Arbeitsrecht: Die Kündigung in Kleinbetrieben

05.09.2025, Redaktion Anwalt-Suchservice
Monteur,Anlage,Kontrolle,Kleinbetrieb Was gilt für die Kündigung in Kleinbetrieben? © - freepik

Das Kündigungsschutzgesetz gilt nicht für Kleinbetriebe. Daher ist eine Kündigung für Arbeitgeber deutlich einfacher durchzuführen. Arbeitnehmer sind jedoch auch hier nicht ganz schutzlos.

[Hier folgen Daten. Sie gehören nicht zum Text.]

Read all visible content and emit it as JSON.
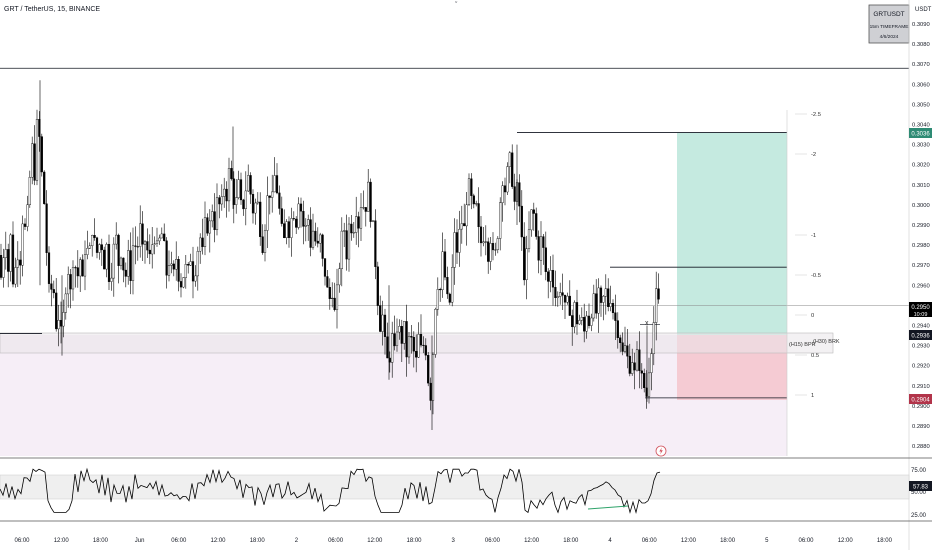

In Betrieben mit weniger als zehn Mitarbeitern gilt das Kündigungsschutzgesetz nicht. Für Arbeitnehmer bedeutet das, dass der Arbeitgeber ihr Arbeitsverhältnis viel leichter beenden kann. In einem größeren Betrieb kann eine Kündigung nur aus betriebsbedingten, personenbedingten oder verhaltensbedingten Gründen stattfinden. Die Arbeitsgerichte stellen hohe Ansprüche an die jeweilige Begründung. All dies ist im Kleinbetrieb nicht erforderlich. Auch im Kleinbetrieb kann eine Kündigung jedoch aus verschiedenen Gründen unwirksam sein.

Wann genießen Arbeitnehmer gesetzlichen Kündigungsschutz?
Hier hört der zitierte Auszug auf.